Wade Miley said he was on the same page with catcher Sandy Leon from the get-go Sunday.
Wade Miley said he was on the same page with catcher Sandy Leon from the get-go Sunday.JESSICA RINALDI/GLOBE STAFF/Globe Staff

Wade Miley was firm in his assertion Sunday that he would not look back. The lefthander had learned all he needed from the successes and failures of his first starts with the Red Sox.

Three starts earlier, it was difficult not to look back on how success had yet to come his way. On May 8, one day after the team fired pitching coach Juan Nieves, Miley and the Red Sox were embarrassed by the Blue Jays at Rogers Centre.

Boston's offense generated only two singles in support of Miley. For his part, the pitcher allowed four runs in six innings, which actually dropped his earned run average from 7.15 to 6.91. The costliest Red Sox team ever once again found itself in last place.


"It's always difficult to go through when you go through a stretch like this," Miley said following the Toronto loss. "It's on us to get us out of it. That's just the way it is."

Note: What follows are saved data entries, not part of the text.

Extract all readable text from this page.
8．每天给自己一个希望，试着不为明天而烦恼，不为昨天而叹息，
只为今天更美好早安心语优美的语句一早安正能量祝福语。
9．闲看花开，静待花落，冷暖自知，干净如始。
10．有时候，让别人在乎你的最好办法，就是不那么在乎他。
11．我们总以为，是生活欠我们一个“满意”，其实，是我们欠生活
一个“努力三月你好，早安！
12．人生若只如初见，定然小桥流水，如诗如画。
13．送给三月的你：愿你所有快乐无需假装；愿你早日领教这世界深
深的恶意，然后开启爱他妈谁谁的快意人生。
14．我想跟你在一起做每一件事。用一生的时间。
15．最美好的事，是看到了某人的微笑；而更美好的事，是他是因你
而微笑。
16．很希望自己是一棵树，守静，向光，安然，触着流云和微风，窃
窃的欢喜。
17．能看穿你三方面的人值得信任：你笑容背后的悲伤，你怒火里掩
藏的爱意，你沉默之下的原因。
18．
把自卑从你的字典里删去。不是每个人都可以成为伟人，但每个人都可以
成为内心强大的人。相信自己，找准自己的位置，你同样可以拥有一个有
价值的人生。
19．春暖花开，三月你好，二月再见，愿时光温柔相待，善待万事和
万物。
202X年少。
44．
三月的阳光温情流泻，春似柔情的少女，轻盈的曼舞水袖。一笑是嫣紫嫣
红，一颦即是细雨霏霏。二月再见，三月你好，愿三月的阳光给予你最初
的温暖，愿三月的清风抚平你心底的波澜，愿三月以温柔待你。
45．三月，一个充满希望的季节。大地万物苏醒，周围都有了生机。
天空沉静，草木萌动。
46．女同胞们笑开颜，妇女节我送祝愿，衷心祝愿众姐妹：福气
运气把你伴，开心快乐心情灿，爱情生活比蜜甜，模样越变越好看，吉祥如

Three starts later, it appears as though Miley may have taken his own advice to heart. The southpaw dazzled yet again Sunday, helping the Red Sox claim the rubber game of their three-game series with the Angels, 6-1.

Miley picked up his second straight victory, allowing four hits and one earned run in eight innings, striking out two, and allowing just one walk.

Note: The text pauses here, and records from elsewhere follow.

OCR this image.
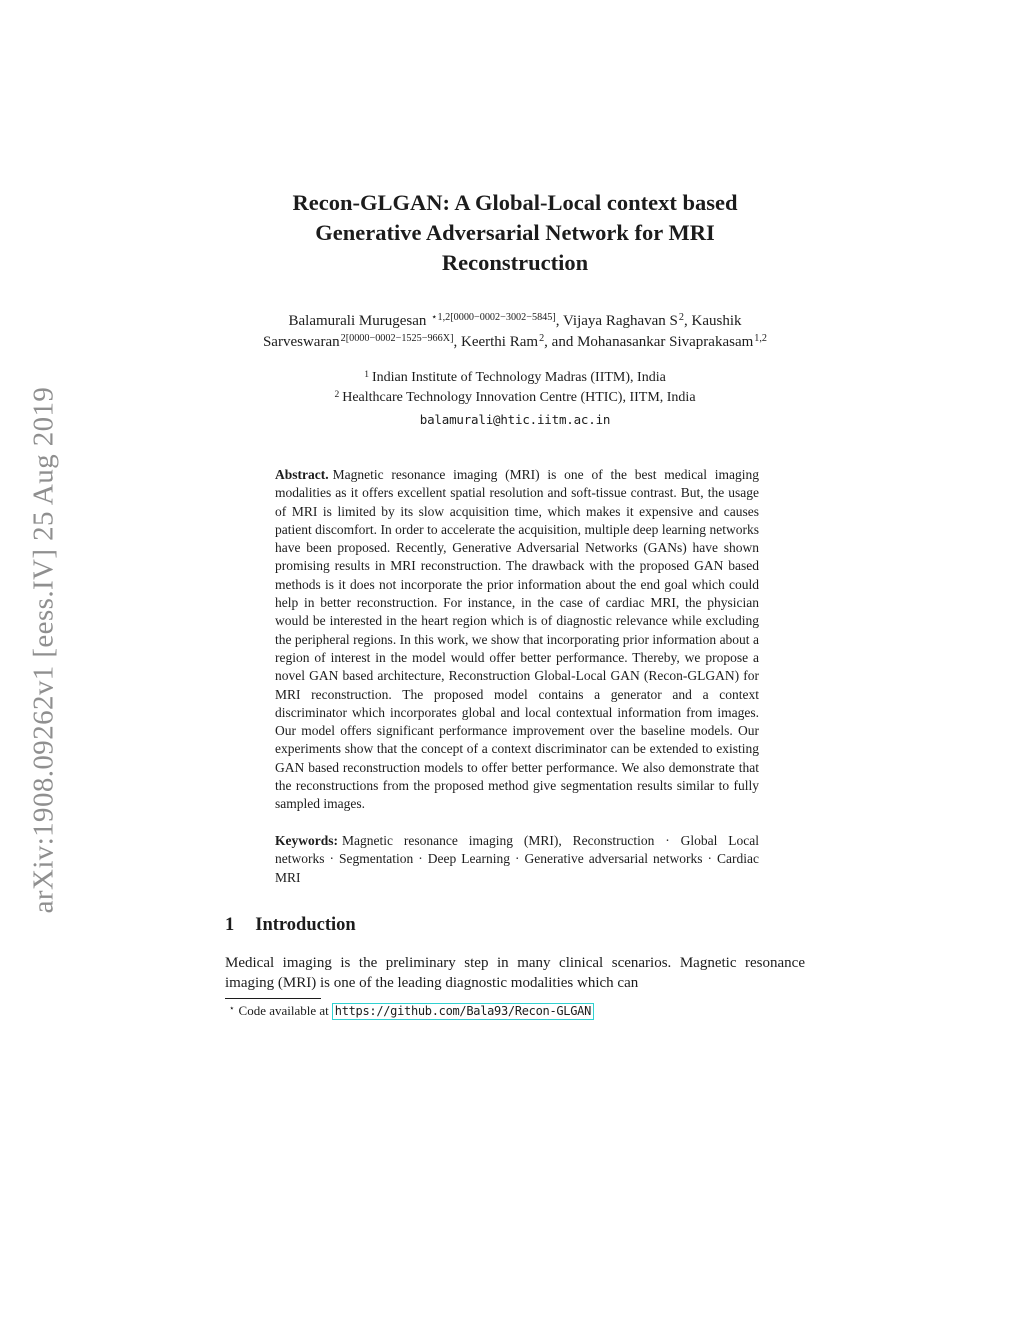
arXiv:1908.09262v1 [eess.IV] 25 Aug 2019
Recon-GLGAN: A Global-Local context based
Generative Adversarial Network for MRI
Reconstruction
Balamurali Murugesan $^{⋆1,2[0000-0002-3002-5845]}$, Vijaya Raghavan $S^2$, Kaushik Sarveswaran$^{2[0000-0002-1525-966X]}$, Keerthi Ram$^2$, and Mohanasankar Sivaprakasam$^{1,2}$
$^1$ Indian Institute of Technology Madras (IITM), India
$^2$ Healthcare Technology Innovation Centre (HTIC), IITM, India
balamurali@htic.iitm.ac.in
Abstract. Magnetic resonance imaging (MRI) is one of the best medical imaging modalities as it offers excellent spatial resolution and soft-tissue contrast. But, the usage of MRI is limited by its slow acquisition time, which makes it expensive and causes patient discomfort. In order to accelerate the acquisition, multiple deep learning networks have been proposed. Recently, Generative Adversarial Networks (GANs) have shown promising results in MRI reconstruction. The drawback with the proposed GAN based methods is it does not incorporate the prior information about the end goal which could help in better reconstruction. For instance, in the case of cardiac MRI, the physician would be interested in the heart region which is of diagnostic relevance while excluding the peripheral regions. In this work, we show that incorporating prior information about a region of interest in the model would offer better performance. Thereby, we propose a novel GAN based architecture, Reconstruction Global-Local GAN (Recon-GLGAN) for MRI reconstruction. The proposed model contains a generator and a context discriminator which incorporates global and local contextual information from images. Our model offers significant performance improvement over the baseline models. Our experiments show that the concept of a context discriminator can be extended to existing GAN based reconstruction models to offer better performance. We also demonstrate that the reconstructions from the proposed method give segmentation results similar to fully sampled images.
Keywords: Magnetic resonance imaging (MRI), Reconstruction · Global Local networks · Segmentation · Deep Learning · Generative adversarial networks · Cardiac MRI
1 Introduction
Medical imaging is the preliminary step in many clinical scenarios. Magnetic resonance imaging (MRI) is one of the leading diagnostic modalities which can
⋆ Code available at https://github.com/Bala93/Recon-GLGAN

In the three starts since the loss in Toronto, Miley is 2-1 with a 1.25 ERA, while pitching into the seventh inning of each contest.

"It comes down to fastball command," manager John Farrell said. "Even when he's got a couple guys on base, he hasn't overthrown, as we saw maybe back in April. He's turned things around personally this month, that's pretty clear. He's back to a quick pace — but a comfortable one for him — and he's commanding his pitches."


Command is what carried Miley to his fourth win of the season. In only two innings did he toss more than 12 pitches.

"That's the biggest thing — being able to throw the fastball," Miley said. "And what [catcher] Sandy [Leon] did — it felt like every time he put down a finger, it was what I wanted to do. We were really on the same page from the first inning."

Fastballs and a fast tempo served the 28-year-old Miley well against a free-swinging Angels lineup as he retired the first 14 batters, needing only 35 pitches to get through four innings. While Miley limited the Angels on offense, a white-hot Mike Napoli afforded him a two-run cushion with a 450-foot bash to dead center field in the second inning, Napoli's fourth home run of the series.

Miley opened the fifth with much the same success: Kole Calhoun lofted the third pitch of his at-bat to Mookie Betts in center. David Freese followed with a ground out to Xander Bogaerts at shortstop.

The perfect outing came to a close on the ensuing at-bat. Miley's two-seam fastball missed high to Chris Iannetta, who took his free pass. It was only the second time Miley had reached a three-ball count.

Designated hitter C.J. Cron followed and appeared to take a Miley pitch off the hands. Boston challenged the call, the video review determining that Cron instead fouled the pitch off the nub of his bat.

Perhaps for Miley's sake, the Red Sox would have been better off allowing Cron to take his base. Two pitches later, Cron laced a single to left field, breaking up Miley's no-hit bid.


While the speedy workman in him began measuring up the next batter, the sold-out crowd 37,742 at Fenway was vocal in its appreciation of Miley's stellar start.

After laboring through a 23-pitch fifth and a 17-pitch sixth inning, Miley reached the end of the eighth with a little help from his friends — including stellar defensive plays from second baseman Dustin Pedroia and third baseman Brock Holt.

Miley's resurgence has served as a microcosm of the pitching staff, which has turned the corner. The Red Sox have recorded nine quality starts (at least six innings pitched, no more than three earned runs) in their last 11 games. In the 26 games prior, Boston's staff logged only eight.

But Miley refuses to focus on past struggles. To him, the future holds far more opportunity than the past.

"The beginning of the season — it's over, it's behind me,'' said Miley. "You've just got to look to the future; you can't do nothing about the past. Learn some things and move on."